Contextual Teaching and Learning (CTL) helps us relate subject matter content to real world situations and motivate students to make connections between knowledge and its applications to their lives as family members, citizens, and workers and engage in the hard work that learning requires. Contextual teaching and learning strategies:
Problem-based. CTL can begin with a simulated or real problem. Students use critical thinking skills and a systemic approach to inquiry to address the problem or issue. Students may also draw upon multiple content areas to solve these problems. Worthwhile problems that are relevant to students’ families, school experiences, workplaces, and communities hold greater personal meaning for students.
Using multiple contexts. Theories of situated cognition suggest that knowledge can not be separated from the physical and social context in which it develops. How and where a person acquires and creates knowledge is therefore very important. CTL experiences are enriched when students learn skills in multiple contexts (i.e. school, community, workplace, family).
Drawing upon student diversity. On the whole, our student population is becoming more diverse, and with increased diversity comes differences in values, social mores, and perspectives. These differences can be the impetus for learning and can add complexity to the CTL experience. Team collaboration and group learning activities respect students’ diverse histories, broaden perspectives, and build inter-personal skills.
Supporting self-regulated learning. Ultimately, students must become lifelong learners. Lifelong learners are able to seek out, analyze, and use information with little to no supervision. To do so, students must become more aware how they process information, employ problem-solving strategies, and use background knowledge. CTL experiences should allow for trial and error; provide time and structure for reflection; and provide adequate support to assist students to move from dependent to independent learning.
Using interdependent learning groups. Students will be influenced by and will contribute to the knowledge and beliefs of others. Learning groups, or learning communities, are established in workplaces and schools in an effort to share knowledge, focus on goals, and allow all to teach and learn from each other. When learning communities are established in schools, educators act as coaches, facilitators, and mentors.
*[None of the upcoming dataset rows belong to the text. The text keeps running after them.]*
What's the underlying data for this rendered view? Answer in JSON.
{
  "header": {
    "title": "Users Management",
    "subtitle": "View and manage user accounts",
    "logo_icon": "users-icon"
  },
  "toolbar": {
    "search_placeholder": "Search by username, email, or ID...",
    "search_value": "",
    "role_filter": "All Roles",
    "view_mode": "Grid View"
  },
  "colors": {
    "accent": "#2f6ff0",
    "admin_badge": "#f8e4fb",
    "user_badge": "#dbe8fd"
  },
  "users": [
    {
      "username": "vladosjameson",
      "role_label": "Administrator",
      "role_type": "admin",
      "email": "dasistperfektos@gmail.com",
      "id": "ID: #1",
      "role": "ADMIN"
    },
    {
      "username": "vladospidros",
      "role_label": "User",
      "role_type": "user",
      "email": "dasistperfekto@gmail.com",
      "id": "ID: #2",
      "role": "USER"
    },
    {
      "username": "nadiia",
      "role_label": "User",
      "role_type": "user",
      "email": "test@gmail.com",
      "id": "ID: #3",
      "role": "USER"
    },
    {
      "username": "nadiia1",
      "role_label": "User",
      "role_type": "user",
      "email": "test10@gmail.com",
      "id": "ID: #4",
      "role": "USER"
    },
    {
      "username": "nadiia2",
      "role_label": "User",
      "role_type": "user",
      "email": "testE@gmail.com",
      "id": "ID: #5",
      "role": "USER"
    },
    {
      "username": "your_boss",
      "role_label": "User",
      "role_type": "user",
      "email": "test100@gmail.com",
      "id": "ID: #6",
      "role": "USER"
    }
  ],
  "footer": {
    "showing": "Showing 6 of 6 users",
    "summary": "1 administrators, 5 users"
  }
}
Employing authentic assessment. CTL is intended to build knowledge and skills in meaningful ways by engaging students in real life, or “authentic” contexts. Assessment of learning should align with the methods and purposes of instruction. Authentic assessments show (among other things) that learning has occurred; are blended into the teaching/learning process; and provide students with opportunities and direction for improvement. Authentic assessment is used to monitor student progress and inform teaching practices.
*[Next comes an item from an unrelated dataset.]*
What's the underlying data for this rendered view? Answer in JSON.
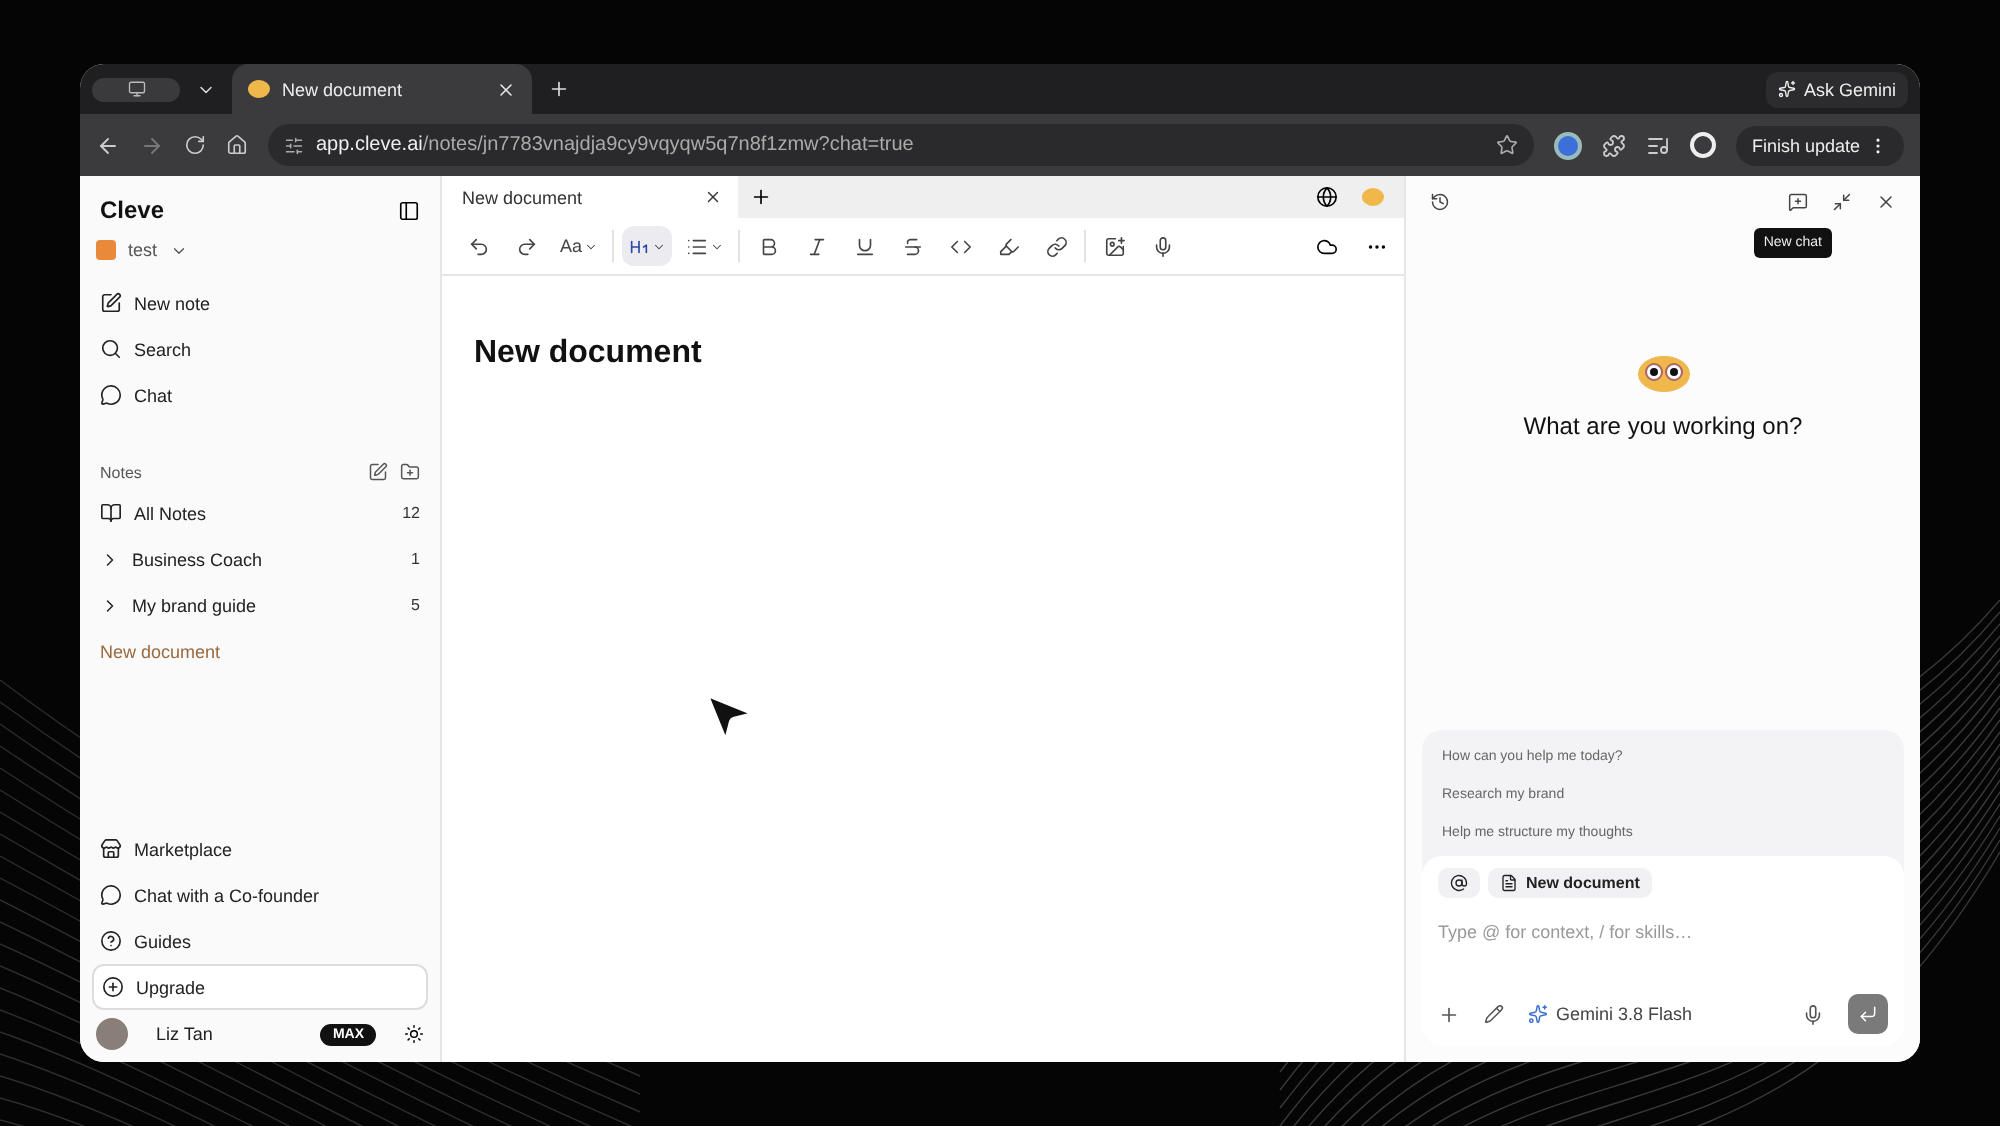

Many of these strategies are used in classrooms today. Activities such as team teaching, cooperative learning, integrated learning, work-based learning, service learning, problem-based learning, and others support CTL and are already occurring in many classrooms and schools. Many educators routinely use these activities to encourage inquiry, creative problem solving, and use of higher order thinking skills. These educators see these teaching/learning processes as methods to help all students meet state and local standards.
For CTL to be effective, all strategies must be present in the teaching/learning experience. Implementation of CTL may not require drastic changes in practice for all educators. It may require enhancement of practice in one characteristic and not another. Continual use and reflection on CTL processes broadens and deepens educators’ knowledge and ability to facilitate learning.
Similarly, implementation of CTL has ramifications for the school organization. According to some CTL advocates: “This approach differs from other ways to think about teaching and learning. Here, we are not attempting to raise achievement scores by teaching basic skills. Furthermore, a quiet, orderly classroom is not to be expected. Principals, school boards, parents, and other members of the community must support this approach… to increase its probability of success” (Carr, M., et al., 1999, p.2). For CTL to be successful for all students, a school must value and support the approach. Newmann and Wehlage (1997) describe a system of support for authentic learning that has been adapted to describe supports for CTL.
In Newmann and Wehlage’s circles of support, the ultimate goal is to support high quality student learning. To do so, everyone in the school must agree on a definition of what students should learn and what strategies support learning. Next, teaching and learning strategies, (whether in the classroom, school, or community) require considerable support from the school organization. Finally, external supports provide encouragement and resources to help students and educators create high quality teaching and learning environments.
TeachNET has been designed to engage educators with a range of expertise in the use of CTL practices. TeachNET activities generate discussions and actions that help educators improve their abilities to facilitate CTL in their classrooms. Each educator will draw upon his/her expertise when considering means of enhancing CTL practices and making them work in their classrooms, schools, and communities. Because TeachNET participants, their schools, and communities are diverse, we have outlined an action planning process in which educators will identify, implement, reflect upon, and improve supports for CTL in their classrooms, schools, and communities.